While Egypt has run into economic problems, and ran down its stocks in 2012-13 in an effort to save cash, "several Arab countries - Saudi Arabia, United Arab Emirates and Kuwait - pledged monetary support for Egypt to aid the currency strapped country whose trade deficit is widening".
However, French supplies at the latest Gasc tender closed the gap with offers from the Black Sea exporters.
The USDA also flagged that France has been exporting to China, Algeria and Saudi Arabia, helping EU wheat exports, as measured by licences, hit 2.5m tonnes since 2013-14 began at the start of July, the fastest pace in 10 years.
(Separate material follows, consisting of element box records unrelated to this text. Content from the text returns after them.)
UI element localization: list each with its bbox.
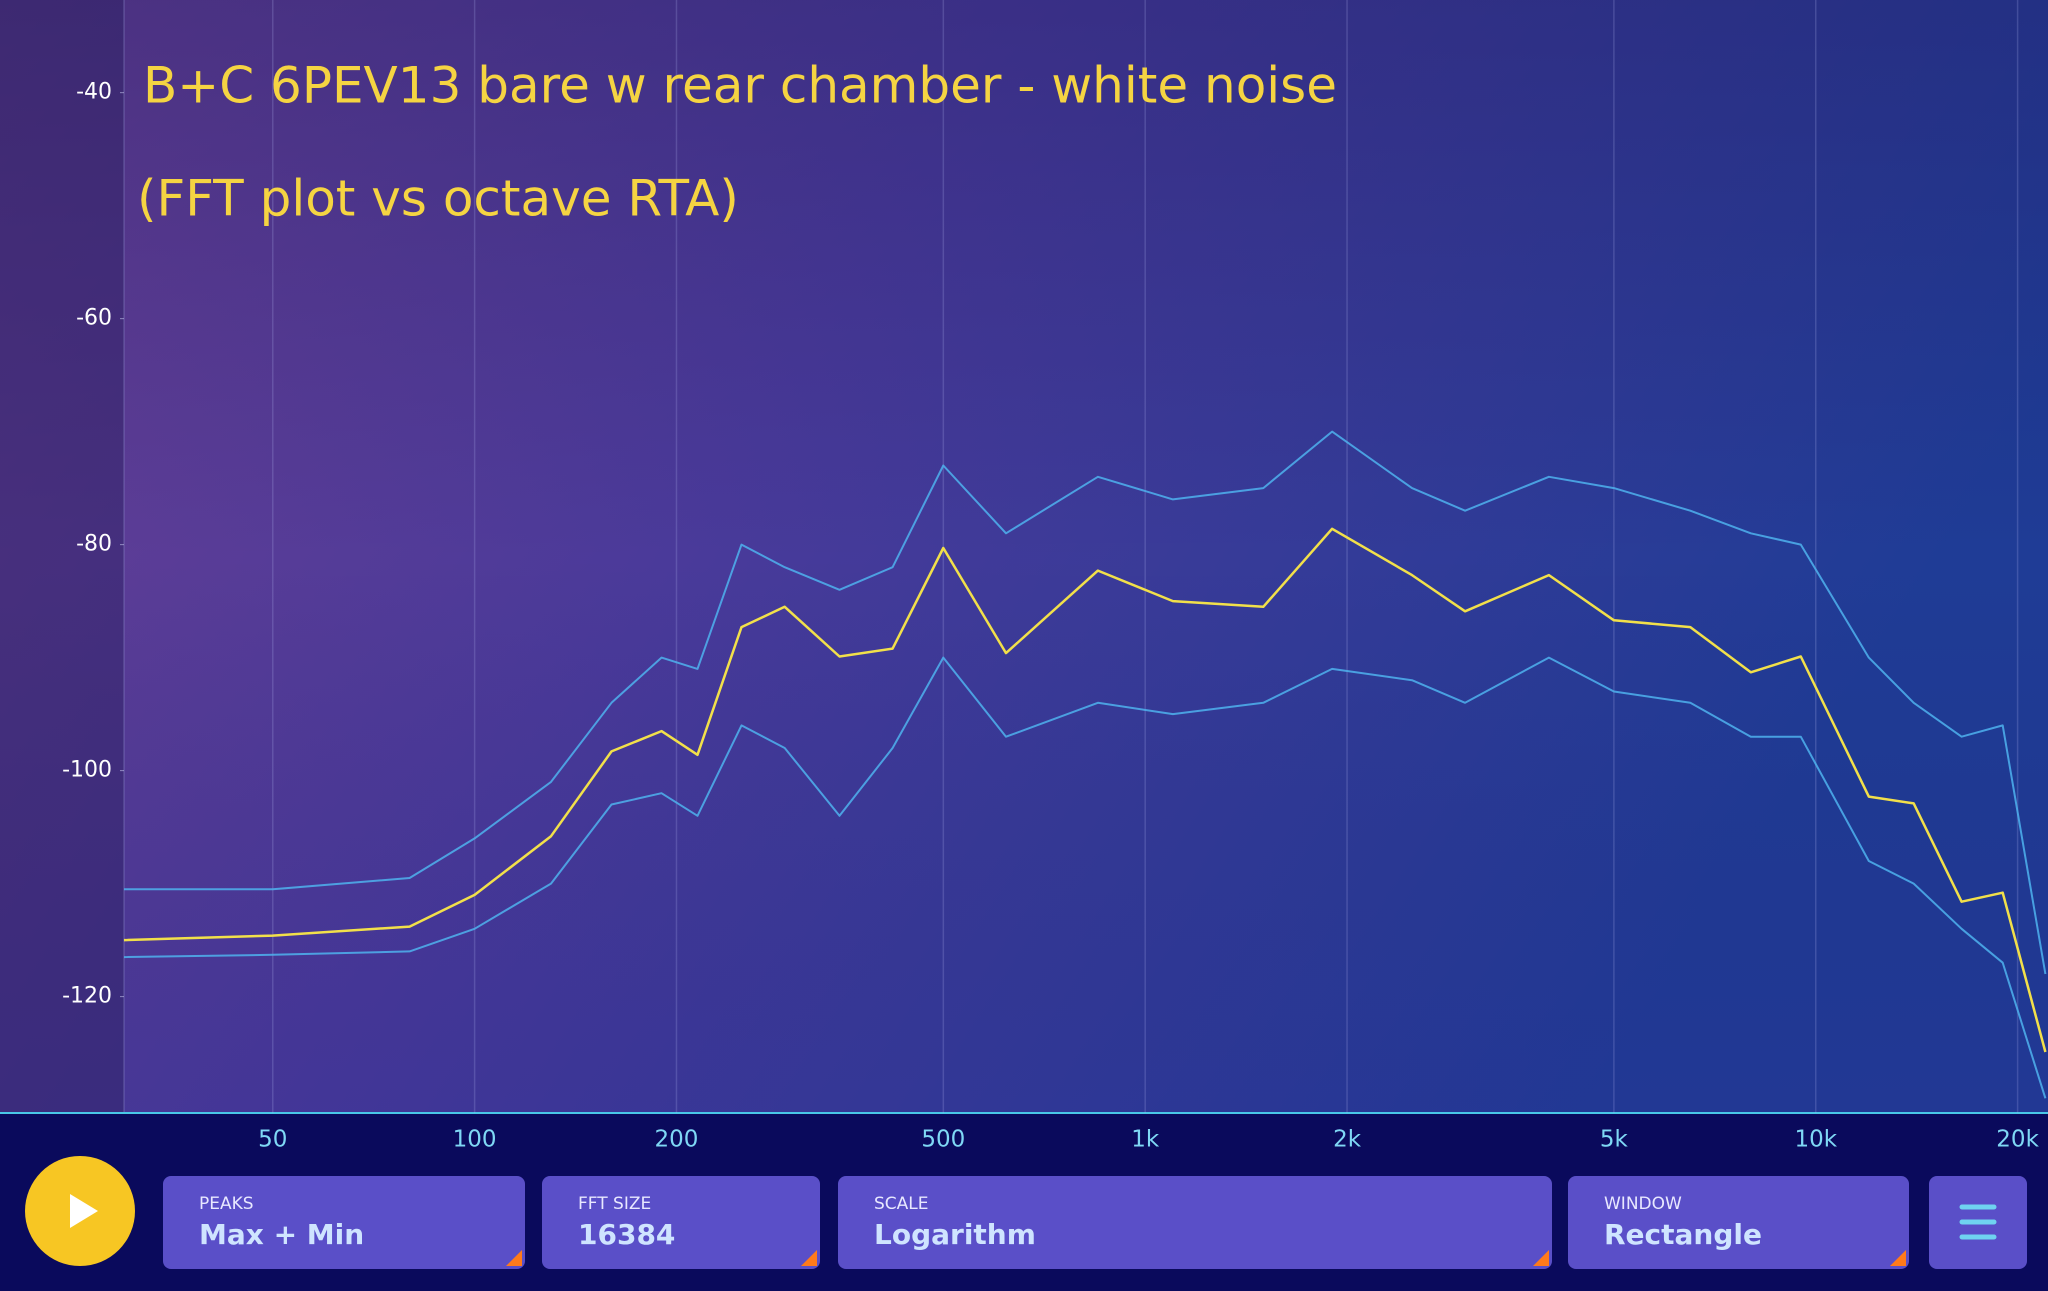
x-tick-label: 10k	[1794, 1127, 1837, 1153]
x-tick-label: 50	[258, 1127, 287, 1153]
x-tick-label: 5k	[1600, 1127, 1629, 1153]
control-value: Logarithm	[874, 1218, 1036, 1251]
y-tick-label: -100	[62, 758, 112, 783]
series-line	[124, 430, 2047, 975]
play-icon	[70, 1194, 98, 1228]
y-tick-label: -40	[76, 80, 112, 105]
plot-shade	[0, 0, 2048, 1113]
control-value: 16384	[578, 1218, 675, 1251]
control-label: WINDOW	[1604, 1194, 1682, 1214]
control-label: SCALE	[874, 1194, 929, 1214]
dropdown-corner	[1533, 1250, 1549, 1266]
control-button[interactable]	[838, 1176, 1552, 1269]
control-value: Max + Min	[199, 1218, 364, 1251]
chart-title: B+C 6PEV13 bare w rear chamber - white n…	[143, 57, 1337, 115]
control-value: Rectangle	[1604, 1218, 1762, 1251]
y-tick-label: -120	[62, 984, 112, 1009]
control-button[interactable]	[542, 1176, 820, 1269]
series-line	[123, 527, 2047, 1053]
x-tick-label: 20k	[1996, 1127, 2039, 1153]
control-button[interactable]	[163, 1176, 525, 1269]
dropdown-corner	[801, 1250, 817, 1266]
series-line	[123, 656, 2047, 1099]
y-tick-label: -60	[76, 306, 112, 331]
x-tick-label: 2k	[1333, 1127, 1362, 1153]
control-label: FFT SIZE	[578, 1194, 651, 1214]
y-axis-strip	[0, 0, 124, 1113]
dropdown-corner	[506, 1250, 522, 1266]
chart-subtitle: (FFT plot vs octave RTA)	[137, 170, 739, 228]
control-label: PEAKS	[199, 1194, 254, 1214]
x-tick-label: 200	[655, 1127, 699, 1153]
x-tick-label: 100	[453, 1127, 497, 1153]
dropdown-corner	[1890, 1250, 1906, 1266]
menu-icon	[1959, 1204, 1997, 1240]
control-button[interactable]	[1568, 1176, 1909, 1269]
x-tick-label: 500	[921, 1127, 965, 1153]
x-tick-label: 1k	[1131, 1127, 1160, 1153]
y-tick-label: -80	[76, 532, 112, 557]
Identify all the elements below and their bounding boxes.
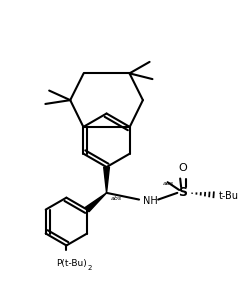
Polygon shape	[104, 167, 109, 193]
Text: P(t-Bu): P(t-Bu)	[56, 259, 87, 268]
Text: NH: NH	[143, 197, 158, 207]
Polygon shape	[85, 193, 106, 212]
Text: O: O	[179, 163, 187, 173]
Text: S: S	[179, 186, 188, 199]
Text: 2: 2	[87, 265, 92, 270]
Text: abs: abs	[163, 181, 174, 186]
Text: t-Bu: t-Bu	[219, 191, 238, 201]
Text: abs: abs	[110, 196, 121, 201]
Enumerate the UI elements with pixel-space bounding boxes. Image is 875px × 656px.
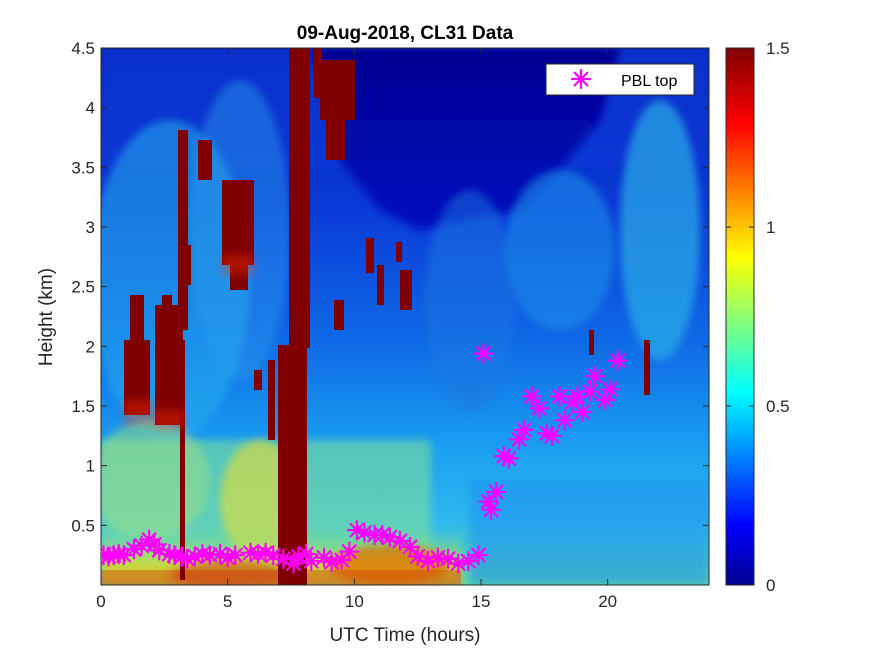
colorbar-tick-label: 1.5 [766, 39, 790, 58]
colorbar-gradient [725, 47, 755, 586]
pbl-top-marker [554, 410, 575, 431]
pbl-top-marker [301, 551, 322, 572]
y-tick-label: 1 [86, 457, 95, 476]
x-tick-label: 0 [96, 592, 105, 611]
legend-entry-pbl-top: PBL top [621, 73, 677, 90]
legend-box [545, 63, 695, 96]
pbl-top-marker [468, 545, 489, 566]
x-tick-label: 20 [598, 592, 617, 611]
pbl-top-marker [584, 366, 606, 387]
colorbar-tick-label: 0.5 [766, 397, 790, 416]
pbl-top-marker [473, 343, 494, 364]
colorbar-tick-label: 0 [766, 576, 775, 595]
y-axis: 0.5 1 1.5 2 2.5 3 3.5 4 4.5 [71, 39, 709, 535]
pbl-top-marker [513, 419, 535, 440]
y-axis-label: Height (km) [36, 268, 57, 366]
x-tick-label: 5 [223, 592, 232, 611]
colorbar: 0 0.5 1 1.5 [725, 39, 790, 595]
pbl-top-marker [567, 386, 588, 407]
y-tick-label: 2.5 [71, 278, 95, 297]
pbl-top-marker [600, 379, 621, 400]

The comments came as the USDA expanded on the reasons behind an upgrade last week of 1.0m tonnes to 23.0m tonnes in its estimate for EU wheat exports this season, besides lifting by 500,000 tonnes to 9.5m tonnes its forecast for Egyptian purchases.
However, they also sharpen ideas of the uneven availability of high quality wheat, which is seen as abundant in the EU, as flagged separately by trade comments on UK wheat dynamics, but tight in many other geographies.
High-quality wheat "is expected to be in short supply this year", the USDA said, echoing comments from the likes of Australia's Abares crop bureau and Macquarie.
Indeed, Russia is viewed as having slender supplies of high quality wheat, after rains at harvest in the central region, and most lately in Siberia, where it had been hoped that a strong spring wheat crop would bolster supplies.
"Russia is struggling with wet conditions on the tail end of their wheat harvest, which has raised more concerns about the overall quality of the Russian crop," Brian Henry at US broker Benson Quinn Commodities said.
In Siberia, "fields are still wet, which complicates the access of the farmers," Agritel said.
"Furthermore, the moisture content of the grains seems still too high," a worry as it encourages sprouting which can render wheat unfit for milling, besides making storage difficult if the grain is not dried.
However, "the weather conditions are getting better", Agritel said.
SovEcon, the Moscow-based consultancy, has warned of a "significant decline" in Russian grain exports this autumn, thanks to higher prices encouraged by the shortage of high quality grain.
Hopes for French wheat exports, by contrast, are buoyant, with the official FranceAgriMer bureau last week forecasting an 11% rise to 11.0m tonnes in shipments outside the EU this year, and many traders believing the result could turn out higher still.
France in 2012-13 shipped 17.1m tonnes of wheat, 9.9m tonnes to buyers outside the EU.